Before we embark upon the unvarnished hero-worship of Man of Steel, let us take a long, perhaps last look at Tony Stark, the apotheosis of an era of superheroes who are defined as much by their faults as their virtues. Like all superheroes, Stark represents the best of humanity – courage, cunning, and physical fortitude – but the Iron Man films never gloss over his faults and moral failings. We admire Stark’s talents and are drawn to his charisma, but his hero’s journey finds him constantly at odds with his own selfishness. In other words, the real enemy is within. It was his act of self-sacrifice in the climax of The Avengers that completed this journey, but Iron Man 3 finds him in a familiar place, trying to temper his worst impulses while caring for the people he loves.
As the film opens, Stark is doing battle with the Mandarin, a terrorist who bears a close resemblance to Osama Bin Laden. After one of Mandarin’s suicide bombers blows up his bodyguard, Tony issues publicly challenges him, who reciprocates by blowing up Tony’s house, destroying his lab, and putting his girlfriend Pepper in jeopardy. Once again, Tony’s arrogance has been exposed as weakness, and he must rebuild.
For Stark, the internal struggle that prevents his self-actualization is not just a character flaw but also a reflection of the times; the movie superhero has of late been primarily used to explore the American character in the post-9/11 era. In the 21st century, Batman, Iron Man, and Spider-Man don’t just battle criminals; they fight terrorism, and the focus of these films on their heroes’ flaws is a reflection of America’s complex perception of itself. In The Dark Knight, Batman wrestled with the ethics of the War on Terror. Spider-Man reminded us that “with great power comes great responsibility.” And Iron Man, in the first film, only decided to use his talents for good when he saw how his weapons were being used by the Taliban against innocent Afghanis. We are a nation divided by politics and region, and few of us are certain of our role in the geopolitical arena. Today’s American superhero is not a pure and certain force for good. He has doubts, and so do we.

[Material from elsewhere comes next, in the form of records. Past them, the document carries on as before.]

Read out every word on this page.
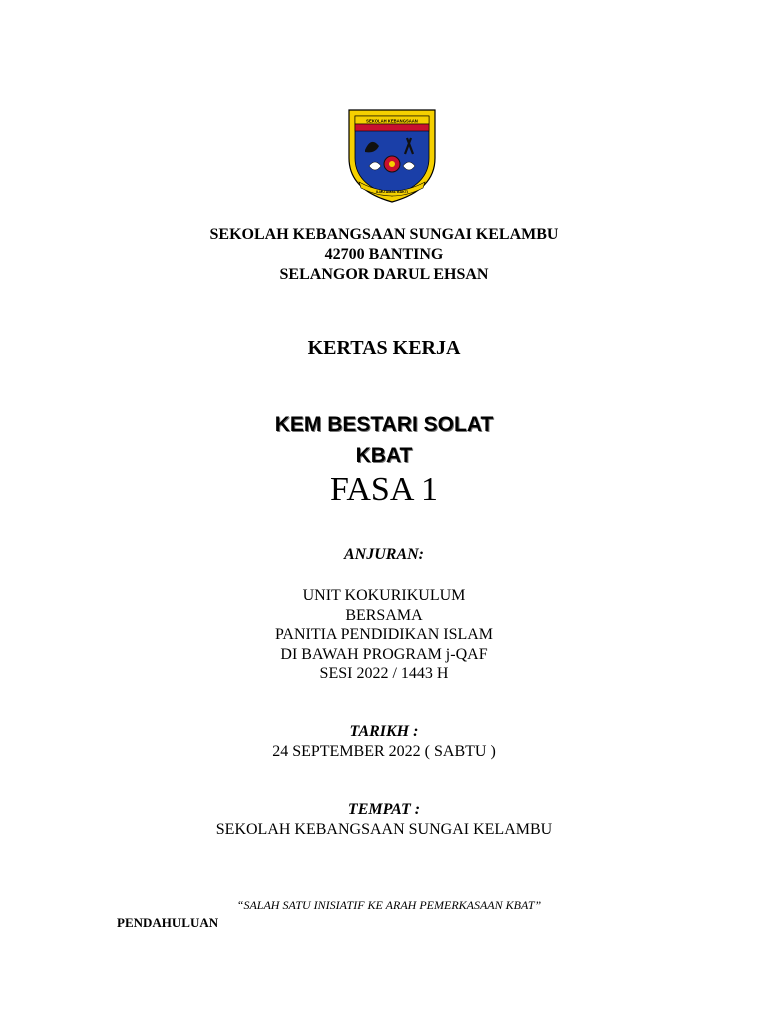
SEKOLAH KEBANGSAAN
ILMU AMAL BAKTI
SEKOLAH KEBANGSAAN SUNGAI KELAMBU
42700 BANTING
SELANGOR DARUL EHSAN
KERTAS KERJA
KEM BESTARI SOLAT
KBAT
FASA 1
ANJURAN:
UNIT KOKURIKULUM
BERSAMA
PANITIA PENDIDIKAN ISLAM
DI BAWAH PROGRAM j-QAF
SESI 2022 / 1443 H
TARIKH :
24 SEPTEMBER 2022 ( SABTU )
TEMPAT :
SEKOLAH KEBANGSAAN SUNGAI KELAMBU
“SALAH SATU INISIATIF KE ARAH PEMERKASAAN KBAT”
PENDAHULUAN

But Iron Man 3 represents a shift towards a less complex view of war and American power, and this shift is conveyed primarily through the way the film depicts villainy. The film’s black-and-white attitude towards the Mandarin’s villainy – he kills innocent women and children and executes a man on live television – reflects a neoconservative, reactionary morality that would have been better suited for action movies of the 1980s, when clear-cut, foreign villains movies like Die Hard and Red Dawn were used to buttress Reagan’s calls for higher defense spending. It’s not completely unexpected; the film’s director, Shane Black, wrote some of that era’s biggest action films, including Lethal Weapon and The Last Boy Scout.
But Black is clever enough to update these themes for our times, and, after a stunning and hilarious reversal that I won’t spoil here, a new villain emerges in the film’s second half that offers a more complicated picture of crime, terrorism, and heroism. Aldrich Killian (Guy Pearce, doing his best Val Kilmer), a scientist with a dangerous but impressive weapon at his disposal, ends up having a large role in the Mandarin’s plans. Killian is not an evil man but an innovator whose greed and talent often gets the better of him. He’s a lot like Stark, in fact, except that Stark is less controlled by his weaknesses.
Killian’s presence gives Iron Man 3 a more modern perspective on villainy, but Black maintains his staunchly conservative perspective throughout, especially his animus for the federal government. This is typical of Reagan Era action movies, in which a rogue cop always does a better job at catching criminals than the authorities. The film’s final third paints the President of the United States (William Sadler, a veteran of Die Hard 2), as weak and ineffectual, and another high-ranking member of the executive branch as terribly corrupt. It is a thorough indictment of government, as only Stark, the man who once claimed to have “privatized national security,” can save the day. Oh, and Black throws in a pretty strong anti-science message in there, for good measure.
But does this mean Iron Man 3 is actually politically conservative, or does it just pander to the lowest common denominator? We’re all always mad at the president, and depicting him as a weakling is not necessarily a political comment. I think we can call the politics of Iron Man 3 deeply conservative, although not necessarily partisan. Further, it’s not clear that this return to the Reagan Era depiction of heroism and villainy means anything. It may signal a shift away from the period of national soul-searching that followed 9/11, or it may only be the influence of a filmmaker whose creativity was honed in the Reagan Era. Only time will tell, but the truth will have significant implications that go beyond the future of the genre.